A cold rainy day is perfect for this task. Bundle up with layers of wicking clothing, boots made for mud and heavy waterproof gloves. I buy the felt lined Atlas Therma Fit heavy duty size small by the case as dry, warm hands allow winter outdoor gardening to be a joy rather than a trial. You need to have scoped out the clumps that are not blooming or that look overgrown and will give many stems to spread. Get your favorite shovel and dig straight down, starting several inches from the clump. Bulbs pull themselves deeper in the soil than planted over the years and if you mulch heavily they can be quite deep. You do not want to chop their heads off, leaving the bulbs in the ground with no nourishment. Dig several places around the clump and push the shovel in all the way to the hilt. Begin to pry and lift slowly, checking to see if the stems are moving all together. Check at the edge to see that you have the shovel head under the roots.
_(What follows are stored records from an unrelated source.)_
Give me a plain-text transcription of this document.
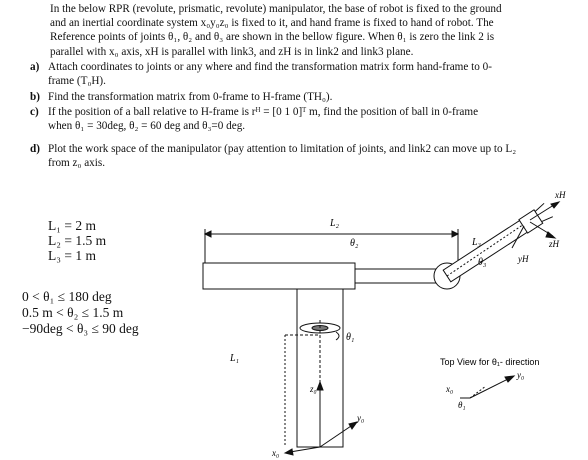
In the below RPR (revolute, prismatic, revolute) manipulator, the base of robot is fixed to the ground
and an inertial coordinate system x₀y₀z₀ is fixed to it, and hand frame is fixed to hand of robot. The
Reference points of joints θ₁, θ₂ and θ₃ are shown in the bellow figure. When θ₁ is zero the link 2 is
parallel with x₀ axis, xH is parallel with link3, and zH is in link2 and link3 plane.
a) Attach coordinates to joints or any where and find the transformation matrix form hand-frame to 0-
frame (T₀H).
b) Find the transformation matrix from 0-frame to H-frame (TH₀).
c) If the position of a ball relative to H-frame is rᴴ = [0 1 0]ᵀ m, find the position of ball in 0-frame
when θ₁ = 30deg, θ₂ = 60 deg and θ₃=0 deg.
d) Plot the work space of the manipulator (pay attention to limitation of joints, and link2 can move up to L₂
from z₀ axis.
L₁ = 2 m
L₂ = 1.5 m
L₃ = 1 m
0 < θ₁ ≤ 180 deg
0.5 m < θ₂ ≤ 1.5 m
−90deg < θ₃ ≤ 90 deg
L₂
θ₂	L₃
θ₃
xH
yH
zH
θ₁
L₁
z₀
y₀
x₀
Top View for θ₁- direction
y₀
x₀
θ₁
Once the clump is unearthed, grab groups of daffs and shake them vigorously to remove the soil. Lay them aside until you have them all somewhat clean but with some dirt still attached. Replant a few if you want. You should have already been thinking about where you want to replant. Knowing where there are late emerging hardy perennials, such as hostas, or around daylily clumps, tall phlox, Echinaceas, anything that will grow to cover the dying daffodil foliage that is crucial for success is the perfect spot to have some late winter into early spring color while the herbaceous are still waking up from their winter’s nap. I have been spreading the earliest blooming daffs here, Narcissus psuedonarcissus over the years and have made good progress in the highly desireable Sea Of Daffodils across the slopes. Today, we are adding some to the Japanese blood grass, Imperata cylindra rubra that lines the Azalea path. The grasss will grow to hide the spent foliage nicely.

To plant, we use the Japanese hori hori knife. I love this tool. It is thrust straight down in a stabbing motion rather than the hard on the wrist scooping motion. The wet earth is easy to dig at this time of year, rather than the concrete it becomes by fall. Make the hole a few inches deep and push the bulb down with your fingers until it is at the bottom of the hole. Depth is not important, the roots will pull the bulbs where they need to be, but they should be covered up to the neck completely. The foliage will look sad, lying flat on the ground. Ignore that, it will be fine. Don’t cut the foliage but if there are blooms you can cut them to take inside. I don’t for a couple of reasons. This process makes them muddy, if you are going to cut them, do it before you dig. Also, my cat Hazel eats all plant material, even artificial and all parts of Narcissus are extremely poisonous. Some animals are smart enough to know what is poison, I am afraid she is not one of those intelligent types. She is sweet though.

There has been surveying of the garden this spring and bare spots have been noted for the daffodil spreading. Under deciduous shrubs is a good place to have a stand of yellow before the green leaves unfurl. Imagine the above scene as it will be next year, filled with brilliant golden trumpets rather than a mass of grey and brown. Empty places where something died or was removed for whatever reason can be filled with the bulbs. Good drainage and light is essential to the proper curing of the bulbs. Dry summers and wet winters like we experience are perfect. Are you convinced yet that it is okay to spread them now? Go ahead and do it. Next spring, you will thank me.